This issue, we ask “5 Questions” of Eric Aaron, assistant professor of computer science. His article, “Action Selection and Task Sequence Learning for Hybrid Dynamical Cognitive Agents,” was recently published in Robotics and Autonomous Systems. Aaron has a bachelor of arts in math from Princeton University; a master of science and Ph.D in computer science from Cornell University.
Q: How did you become interested in computer science, and specifically artificial intelligence?
A: I’ve always been interested in logical problem solving and how people think. As an undergraduate, I majored in mathematics and took courses in psychology and philosophy, but each of those was only a part of the big picture that really interested me. As I studied more, I found that computer science, and especially artificial intelligence (AI), incorporated parts of all of these perspectives in a single, mind-openingly fascinating and mind-blowingly enormous area of study.
It’s especially rewarding to work on how AI can help us understand intelligence and make people’s lives better. Computers and robots are amazing tools, but they need people to tell them what to do; AI can make these tools work better, so people can spend more time on the important things–the things that robots or intelligent virtual agents can’t do.
Q: What are “intelligent virtual agents” and what are they used for?
A: Loosely, in the AI sense, an agent is something that we think of as perceiving and acting intelligently on its own, such as a robot vacuum cleaner in your house. An intelligent virtual agent (IVA) is a kind of agent, a computer-controlled animated character in a computer-generated graphical environment. IVAs can be teachers in intelligent tutoring systems or teammates and adversaries in video games, among other applications.
Q: Is work on intelligent virtual agents closely connected to work in robotics?
A: The similarities and differences between those fields are sometimes subtle, but they can be deeply important. For example, robots have motors that can break and bodies that can be damaged by collisions, but at least they obey natural laws of physics! In contrast, IVAs have no material parts to break, but because they’re not naturally physical, they don’t obey natural physics, and it can take extra work to make IVAs believable and engaging to people. For my research interests, however, the similarities between the fields matter more than the differences. Both robots and IVAs move through their worlds, performing tasks and responding to their environments, so research into intelligent, collision-free navigation or methods for re-planning task sequences is widely applicable.
Q: What was the focus of your recent article published in Robotics and Autonomous Systems?
A: Basically, it’s about helping robots manage their schedules more effectively without people having to tell them everything. Although the details are technical, the underlying ideas and inspirations come from everyday life. Think about the schedule or plan you intend to follow at the start of your day, maybe a sequence of tasks like eat breakfast, drive to work, go to meeting No. 1, go to meeting No. 2 (etc.), drive home, clean house, and so on. You might start your day planning to do all of them, but as the day goes on, there might be delays or other unexpected occurrences, and you might need to change your plan. Over several days or weeks, you might do this repeatedly, learning better and better strategies for adapting your schedule. That’s roughly what the article is about: my new framework by which service robots, such as robot couriers in offices, could do something similar–intelligently change plans and learn to improve over time.

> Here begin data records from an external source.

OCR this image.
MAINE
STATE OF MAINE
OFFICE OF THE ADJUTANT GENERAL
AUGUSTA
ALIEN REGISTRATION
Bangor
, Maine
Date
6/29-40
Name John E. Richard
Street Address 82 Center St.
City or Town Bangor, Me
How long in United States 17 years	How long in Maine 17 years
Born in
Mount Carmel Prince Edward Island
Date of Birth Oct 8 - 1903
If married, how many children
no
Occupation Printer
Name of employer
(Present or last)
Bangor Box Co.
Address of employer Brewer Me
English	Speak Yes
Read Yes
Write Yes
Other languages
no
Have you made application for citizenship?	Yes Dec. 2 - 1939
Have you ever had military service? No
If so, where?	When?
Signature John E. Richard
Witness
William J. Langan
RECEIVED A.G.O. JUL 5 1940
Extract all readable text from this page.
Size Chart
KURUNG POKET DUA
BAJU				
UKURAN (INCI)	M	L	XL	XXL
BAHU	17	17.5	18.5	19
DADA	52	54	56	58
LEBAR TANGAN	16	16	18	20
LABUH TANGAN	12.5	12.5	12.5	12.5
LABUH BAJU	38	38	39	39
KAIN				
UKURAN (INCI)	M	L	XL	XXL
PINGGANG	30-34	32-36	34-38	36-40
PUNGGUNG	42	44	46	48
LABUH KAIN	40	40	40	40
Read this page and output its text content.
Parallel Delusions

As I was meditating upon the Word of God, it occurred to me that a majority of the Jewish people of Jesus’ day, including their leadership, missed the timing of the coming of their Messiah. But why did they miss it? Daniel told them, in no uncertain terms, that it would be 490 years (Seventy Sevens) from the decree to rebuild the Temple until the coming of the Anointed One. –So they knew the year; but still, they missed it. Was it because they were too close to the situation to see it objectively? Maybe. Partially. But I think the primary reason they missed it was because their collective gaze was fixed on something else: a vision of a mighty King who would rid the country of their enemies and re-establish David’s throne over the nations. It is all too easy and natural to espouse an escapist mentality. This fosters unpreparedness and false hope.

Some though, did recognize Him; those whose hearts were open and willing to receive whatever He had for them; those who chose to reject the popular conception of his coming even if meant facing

Q: Other than your primary research, what else are you working on?
A: I’m fortunate to be working with colleagues from various areas on some great projects. For instance, Danny Krizanc (professor of computer science and associate professor of environmental sciences) and I are working on map visitation problems, studying how robot teams might efficiently visit key locations in their environment. Barbara Juhasz (assistant professor of psychology and neuroscience and behavior) and I are looking into relationships between visual attention and logical inference by studying people’s eye movements. I’m also working with colleagues from other institutions on a computer simulation of tumor development and treatment, part of work to better understand cancer and the effectiveness of possible courses of treatment.
On some level, topics such as robotics, visual attention, and tumor modeling are very different, but my work is on something shared by all of them: processes that intelligently adapt to information. That’s one of the things that make computer science a great area for study–because computational processes are so broadly important, computer scientists have a diverse range of interesting problems to solve and mental puzzles to play with!